I only have a couple of points I can do any real IPv6 speed measurement with (where I control both machines to be sure what they are doing), that are at different points on the internet. So I’m really only measuring a single path.
Well, actually it is two paths, so I don’t know this means anything at all to compare them. Traceroute in IPv4 shows something entirely different than traceroute in IPv6. What is that like in tests others have done?
Between the two ISPs I have servers at, there’s a world of difference between IPv4 and IPv6. I’ve seen as much as a 40x ratio (IPv6 40 times faster than IPv4). Since it is different equipment on each, it could be the configuration, or how much saturation they have.
Another thing I find ironic is when testing in SCTP instead of TCP. In IPv4 SCTP is generally slower than TCP, sometimes a lot. In IPv6 SCTP is usually faster than TCP, with the ratio being rather stable. This may also be a factor of the fact that IPv6 is going over different (probably newer) equipment.
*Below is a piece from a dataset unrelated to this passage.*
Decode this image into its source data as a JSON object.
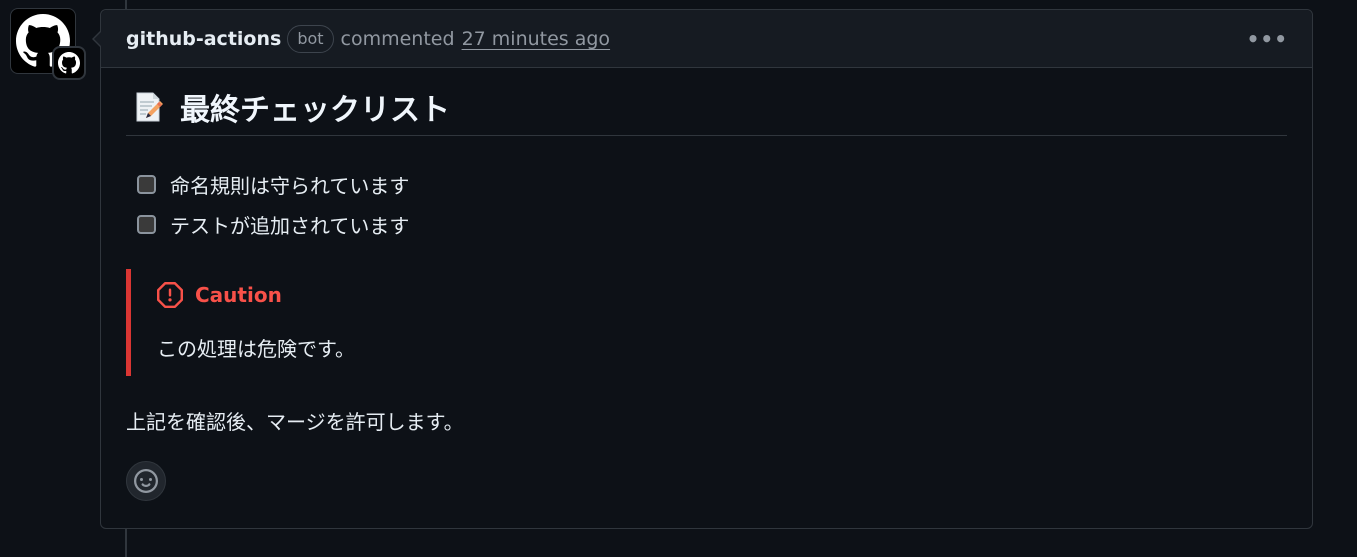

As for the metric: It is explained in more detail in the RIPE Labs article. As an example: if IPv4 takes 100ms and IPv6 takes 110ms, there is a 10% performance difference ( 100%*(110-100)/100 ), according to this metric. As for the measurements: These measurements are from 52 vantage points and we realize that our 33 destinations may or may not be the same physical server. We didn't select for destinations being the same physical end-point, because in real-life end-users also don't do that, for instance when they go to fetch content from a CDN. It is indeed interesting to look at performance when destinations are the same physical end-point and see how performance differs then. A few interesting results by Upenn+Comcast and independently CAIDA indicate that AS-path (dis)similarity is a good predictor for relative performance then.